Zandi expects a debt-wary Congress to approve only about a third of Trump’s proposed cuts. Still, he says, that would swell the deficit and increase interest rates, curbing borrowing and economic activity.

Trade

Trump is likely to make good on his pledge to declare China a currency manipulator because of its efforts to push down the value of the yuan (which has bolstered its exports at the expense of U,S. shipments to China), Zandi says. Trump has threatened tariffs of 45% on Chinese imports and 35% on Mexican products.

More likely, Zandi says, are more modest tariffs and tougher inspection and other standards that impede imports, raising prices for U.S. consumers.
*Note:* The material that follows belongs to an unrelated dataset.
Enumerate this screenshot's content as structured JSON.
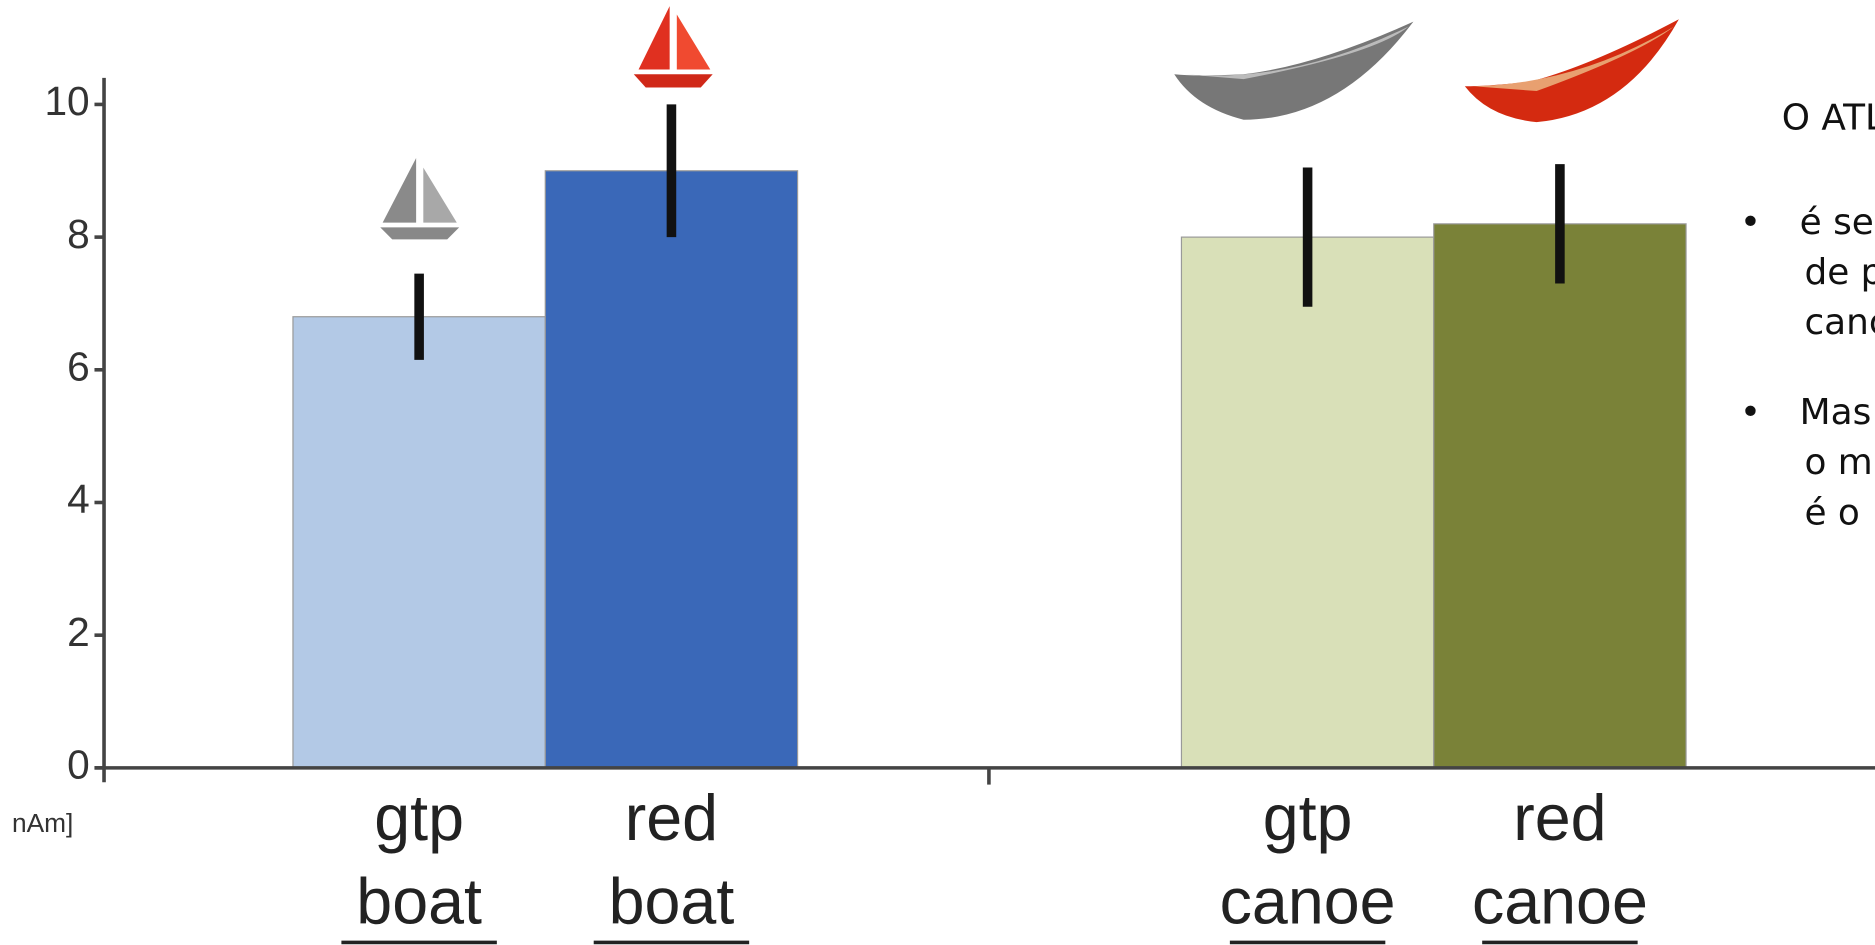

The strategy would increase the risk of retaliation by affected countries, potentially crimping U.S. exports.

Trump has said his aim is to coax manufacturers that have moved jobs abroad to return to the USA and discourage offshoring by U.S. manufacturers.  Zandi says such a scenario is unlikely because of uncertainty over whether the trade barriers will be permanent.  Faucher says offshoring may be slowed somewhat, but the tariffs are unlikely to outweigh its other benefits, such as lower overseas wages and taxes.

Proposed trade deals with Pacific Rim and European countries are probably dead, Zandi says.
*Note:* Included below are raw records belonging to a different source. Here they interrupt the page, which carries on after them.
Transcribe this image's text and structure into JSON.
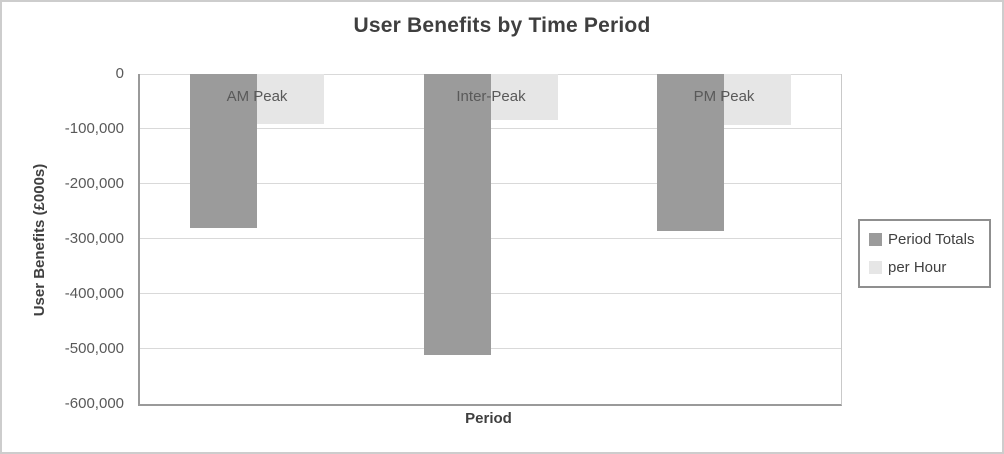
{
  "chart_data": {
    "type": "bar",
    "title": "User Benefits by Time Period",
    "xlabel": "Period",
    "ylabel": "User Benefits (£000s)",
    "categories": [
      "AM Peak",
      "Inter-Peak",
      "PM Peak"
    ],
    "series": [
      {
        "name": "Period Totals",
        "color": "#9b9b9b",
        "values": [
          -280000,
          -510000,
          -285000
        ]
      },
      {
        "name": "per Hour",
        "color": "#e6e6e6",
        "values": [
          -90000,
          -83000,
          -92000
        ]
      }
    ],
    "ylim": [
      -600000,
      0
    ],
    "yticks": [
      0,
      -100000,
      -200000,
      -300000,
      -400000,
      -500000,
      -600000
    ],
    "ytick_labels": [
      "0",
      "-100,000",
      "-200,000",
      "-300,000",
      "-400,000",
      "-500,000",
      "-600,000"
    ],
    "grid": true,
    "legend_position": "right"
  },
  "colors": {
    "page_border": "#cdcdcd",
    "axis": "#9a9a9a",
    "grid": "#d9d9d9",
    "plot_right_border": "#c9c9c9",
    "text": "#595959",
    "title_text": "#3f3f3f",
    "legend_border": "#8f8f8f"
  }
}
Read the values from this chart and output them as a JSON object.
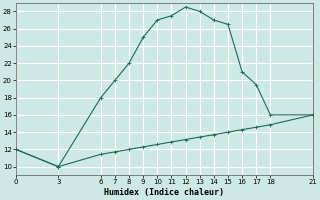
{
  "xlabel": "Humidex (Indice chaleur)",
  "bg_color": "#cee9e5",
  "grid_color": "#ffffff",
  "line_color": "#1a6b5a",
  "xlim": [
    0,
    21
  ],
  "ylim": [
    9,
    29
  ],
  "xticks": [
    0,
    3,
    6,
    7,
    8,
    9,
    10,
    11,
    12,
    13,
    14,
    15,
    16,
    17,
    18,
    21
  ],
  "yticks": [
    10,
    12,
    14,
    16,
    18,
    20,
    22,
    24,
    26,
    28
  ],
  "curve_x": [
    0,
    3,
    6,
    7,
    8,
    9,
    10,
    11,
    12,
    13,
    14,
    15,
    16,
    17,
    18,
    21
  ],
  "curve_y": [
    12,
    10,
    18,
    20,
    22,
    25,
    27,
    27.5,
    28.5,
    28,
    27,
    26.5,
    21,
    19.5,
    16,
    16
  ],
  "line_x": [
    0,
    3,
    6,
    7,
    8,
    9,
    10,
    11,
    12,
    13,
    14,
    15,
    16,
    17,
    18,
    21
  ],
  "line_y": [
    12,
    10,
    11.43,
    11.71,
    12.0,
    12.29,
    12.57,
    12.86,
    13.14,
    13.43,
    13.71,
    14.0,
    14.29,
    14.57,
    14.86,
    16.0
  ]
}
“The bipartisan consensus for open trade has broken down,” Faucher says.

Immigrant workers

Trump wants to deport millions of undocumented immigrants and build a wall along the Mexican border. Zandi predicts about 3 million of the 11 million undocumented immigrants will be forced to leave. Undocumented workers make up about 5% of the labor force, and the departure of  some would make it tougher for employers to find employees in a tightening labor market, Zandi says. Faucher notes there would be fewer documented foreign workers under Trump’s plan to restrict immigration. Many jobs would go unfilled, curtailing economic output.

Though Trump’s goal is to open more jobs to Americans, immigrants largely take positions Americans reject, Zandi says. The tighter labor market could push up wages for U.S. workers, but it would  further hammer corporate profit margins.

Infrastructure

Trump recently unveiled a $1 trillion infrastructure plan that, according to his advisers Peter Navarro and Wilbur Ross, would add nothing to the deficit. Private companies would invest $167 billion that would be mostly funded by tax credits passed by Congress, and the rest would be financed by debt, thanks to low interest rates. The tax credits theoretically would be paid for by a more vibrant economy.

 

Trump has said such an initiative would create 13 million jobs. Each dollar invested in infrastructure increases gross domestic product by $1.23, Moody’s says. Some economists question whether the cost of the tax credits will be covered by brisker economic activity.